"Isabela, perdóname", sollozó, las lágrimas corriendo por sus mejillas perfectamente maquilladas. "Estaba loca, ciega de celos. Tu talento, tu vida con Javier... lo quería todo. Por favor, firma los papeles. No soporto esta culpa".
Javier puso una mano reconfortante en su hombro. "Ya la has oído, Isabela. Está sufriendo. Ten un poco de compasión".
Observé la escena. El hombre que amaba consolando a la mujer que me había destruido. La ironía era tan cruel que me quemaba por dentro. Miré las manos de Catalina, entrelazadas en un gesto de súplica. Llevaba un anillo de zafiro idéntico al de Javier. Eran una pareja. Siempre lo habían sido. Yo solo era un interludio, un obstáculo.
Cerré los ojos, agotada. Si Javier me hubiera dicho la verdad desde el principio, si me hubiera pedido que me apartara, quizás el dolor habría sido diferente. Pero esta farsa, esta humillación... era insoportable.
"Firma, Isabela", insistió Javier, su voz perdiendo la paciencia.
Observé cómo su mano protectora seguía en el hombro de Catalina. Él era su apoyo.
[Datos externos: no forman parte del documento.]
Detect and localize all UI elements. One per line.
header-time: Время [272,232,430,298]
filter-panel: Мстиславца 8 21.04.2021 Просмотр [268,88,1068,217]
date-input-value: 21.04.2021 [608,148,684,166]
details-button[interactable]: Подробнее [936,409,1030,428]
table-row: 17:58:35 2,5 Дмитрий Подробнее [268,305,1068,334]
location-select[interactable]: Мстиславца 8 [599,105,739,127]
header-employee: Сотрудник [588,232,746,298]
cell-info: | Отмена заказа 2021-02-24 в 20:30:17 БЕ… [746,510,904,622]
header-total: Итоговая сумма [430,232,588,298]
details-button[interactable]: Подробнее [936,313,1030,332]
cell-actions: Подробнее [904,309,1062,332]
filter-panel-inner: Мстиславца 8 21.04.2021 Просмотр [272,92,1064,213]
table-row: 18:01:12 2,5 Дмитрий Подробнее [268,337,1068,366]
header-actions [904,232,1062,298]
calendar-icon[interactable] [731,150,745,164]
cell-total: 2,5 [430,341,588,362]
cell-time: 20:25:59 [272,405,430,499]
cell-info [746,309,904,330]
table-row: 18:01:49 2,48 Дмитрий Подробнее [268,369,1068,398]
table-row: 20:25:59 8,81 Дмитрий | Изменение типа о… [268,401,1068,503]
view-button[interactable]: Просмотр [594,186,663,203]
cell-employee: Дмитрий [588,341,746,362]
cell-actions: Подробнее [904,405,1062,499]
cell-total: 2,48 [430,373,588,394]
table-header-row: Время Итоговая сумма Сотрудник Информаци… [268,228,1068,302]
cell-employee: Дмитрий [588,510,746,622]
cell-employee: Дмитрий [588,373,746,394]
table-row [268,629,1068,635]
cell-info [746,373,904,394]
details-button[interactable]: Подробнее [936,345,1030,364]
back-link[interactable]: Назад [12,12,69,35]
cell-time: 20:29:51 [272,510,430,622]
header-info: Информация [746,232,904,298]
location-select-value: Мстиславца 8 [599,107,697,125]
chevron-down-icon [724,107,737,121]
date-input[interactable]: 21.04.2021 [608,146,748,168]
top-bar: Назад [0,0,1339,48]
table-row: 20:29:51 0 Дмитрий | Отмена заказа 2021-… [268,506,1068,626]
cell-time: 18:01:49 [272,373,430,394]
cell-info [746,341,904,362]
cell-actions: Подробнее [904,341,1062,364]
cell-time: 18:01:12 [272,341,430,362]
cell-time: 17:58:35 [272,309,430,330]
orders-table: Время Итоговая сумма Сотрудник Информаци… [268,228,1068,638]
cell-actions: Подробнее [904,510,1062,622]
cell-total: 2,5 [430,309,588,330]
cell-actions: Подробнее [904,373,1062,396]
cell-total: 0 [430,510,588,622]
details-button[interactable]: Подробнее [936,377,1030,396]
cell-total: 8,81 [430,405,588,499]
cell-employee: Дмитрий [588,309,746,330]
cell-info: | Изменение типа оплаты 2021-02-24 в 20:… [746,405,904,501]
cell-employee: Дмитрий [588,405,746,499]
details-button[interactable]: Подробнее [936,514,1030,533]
Yo ya no tenía a nadie.
Asentí lentamente, derrotada.
En el momento en que mi mano se acercó al bolígrafo, Catalina soltó un grito ahogado. Levantó la mano y vi con horror cómo se clavaba sus propias uñas en el dorso de la otra, arañándose hasta hacerse sangrar.
"¡No puedo! ¡No puedo vivir sabiendo que no me perdonas!", gimió, mirando a Javier con desesperación. "Mi vida no vale nada si ella me odia. ¡Y nuestro hijo...!"
Javier reaccionó al instante. Se agachó, tomó su mano herida con una delicadeza que nunca había usado conmigo.
"¡Shhh, tranquila, mi amor, tranquila!", le susurró.
Luego, se giró hacia mí, su rostro rojo de ira.
"¿Estás contenta?", me espetó. "¿Ves lo que provocas? ¡Está embarazada! ¿No tienes corazón? ¿Por qué no la dejas en paz de una vez?".
En ese momento, la sangre que goteaba de la mano de Catalina en el suelo blanco del hospital se transformó ante mis ojos. Vi a un bebé diminuto, acurrucado, mirándome con ojos tristes. Mi bebé. El que nunca conocería.
"De acuerdo", susurré, la voz rota. "Firmaré".
Y en mi cabeza, una despedida silenciosa: Adiós, Javier. Para siempre.
Él ayudó a Catalina a levantarse, sosteniéndola como si fuera de cristal, y salieron de la habitación, dejándome sola con el eco de sus mentiras y el fantasma de mi hijo.
Caí de la silla, mi cuerpo temblando sin control en el suelo frío.
"Lo siento, mi niño", sollocé contra las baldosas. "Mamá no pudo protegerte. Pero te juro que no volveré. Nunca más".